ダンジョン内は魔石を抜かれた魔物以外、吸収しない仕様になっているから人間の遺体はそのまま残るのだ。
私は幸いにも、これまで遭遇した事はなかった。
あれば兄や旭も報告してくれるだろう……多分。
でも過保護な兄は、私が怖がると思って内緒にするかも?
ダンジョン内での治療行為は何度も見てきたけど、人の死に立ち会った事は今まで一度もないんだよね。
きっとそれは偶然なんかじゃなくて、兄と旭が死なないように必死に治療し続けたからだと分かっている。

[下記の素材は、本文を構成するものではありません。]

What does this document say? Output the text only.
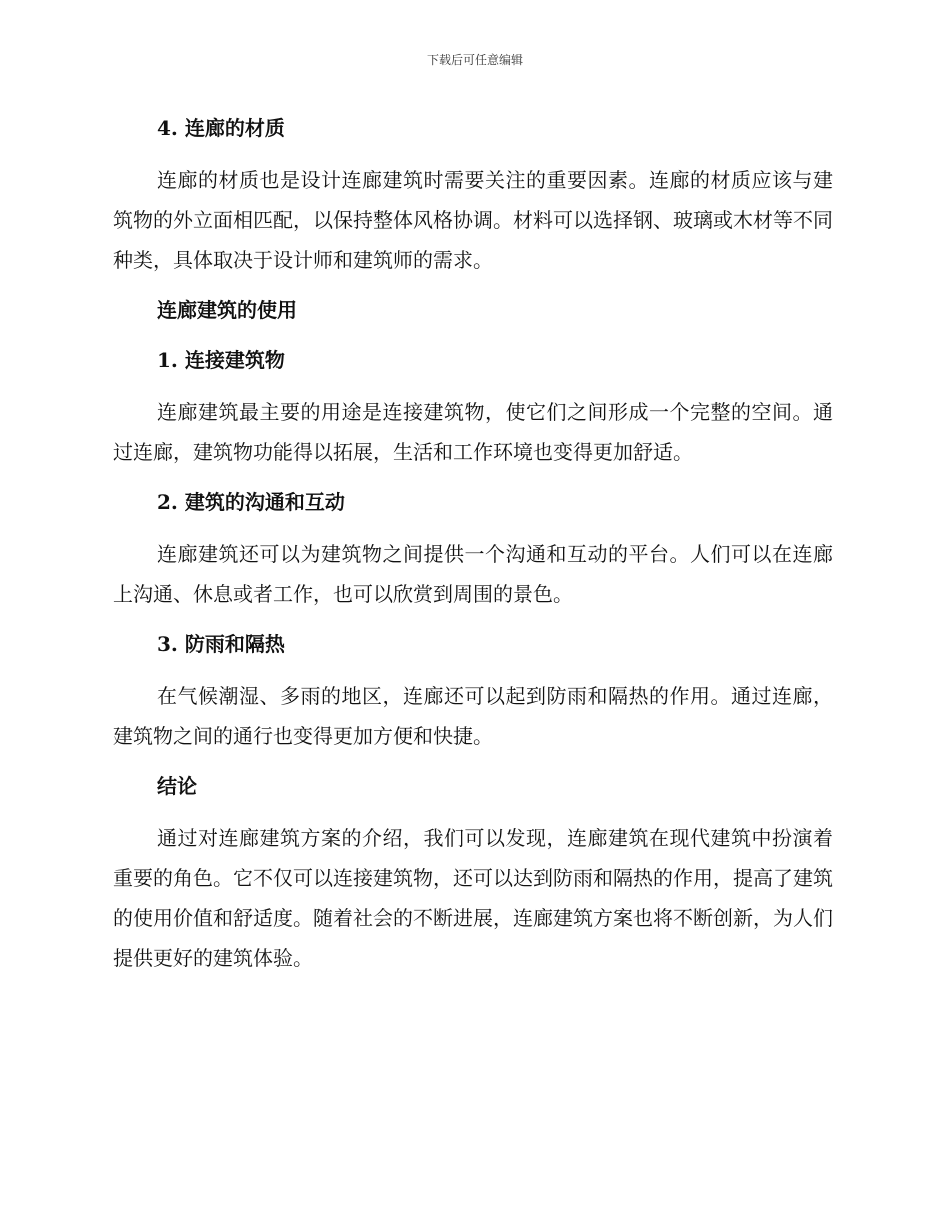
下载后可任意编辑
4. 连廊的材质
连廊的材质也是设计连廊建筑时需要关注的重要因素。连廊的材质应该与建筑物的外立面相匹配，以保持整体风格协调。材料可以选择钢、玻璃或木材等不同种类，具体取决于设计师和建筑师的需求。
连廊建筑的使用
1. 连接建筑物
连廊建筑最主要的用途是连接建筑物，使它们之间形成一个完整的空间。通过连廊，建筑物功能得以拓展，生活和工作环境也变得更加舒适。
2. 建筑的沟通和互动
连廊建筑还可以为建筑物之间提供一个沟通和互动的平台。人们可以在连廊上沟通、休息或者工作，也可以欣赏到周围的景色。
3. 防雨和隔热
在气候潮湿、多雨的地区，连廊还可以起到防雨和隔热的作用。通过连廊，建筑物之间的通行也变得更加方便和快捷。
结论
通过对连廊建筑方案的介绍，我们可以发现，连廊建筑在现代建筑中扮演着重要的角色。它不仅可以连接建筑物，还可以达到防雨和隔热的作用，提高了建筑的使用价值和舒适度。随着社会的不断进展，连廊建筑方案也将不断创新，为人们提供更好的建筑体验。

冒険者として当然覚悟しておかなければならない、不幸な死――。
その結果が、路上生活をしている子供達の現状だった。
2人は、私に見せたくないと思ってるんだろう。
私はあらゆる面で兄達に守られている事を、もう少し自覚するべきかも知れないなぁ。
で、これは地下14階で亡くなった冒険者の物だろうか?
マジックバッグを手に取ってみると、中に入っている物が頭の中に表示される。
食料・水・魔物・魔石・調理道具・日用品・お金……。
食料と水は廃棄する必要がありそうね。
魔物も時間停止の無いマジックバッグでは換金出来そうにない。
基本的にダンジョン内での拾得物は拾った人の物になるので、このマジックバッグに入っている物は私が換金しても良い事になっている。
後は羊皮紙が何枚かあるだけだ。
もしかしたら、持ち主が分かるかも知れないとマジックバッグから羊皮紙を取り出した。
名前とか書いてないかな?
1枚目の羊皮紙を読んだ瞬間、手が震えた!
これっ、この文字っ、日本語だよ!
やっぱり旭やサヨさんの他に、地球から『手紙の人』に転移もしくは転生させられた人がいたんだ。
しかもこの人は冒険者をしている。
まだ生きているのなら、サヨさんが知らない話を是非とも聞かせてほしい。
相手は一体どんな人だろうか?
サヨさんみたいに転生した人かな、それとも旭みたいに転移させられた人かしら?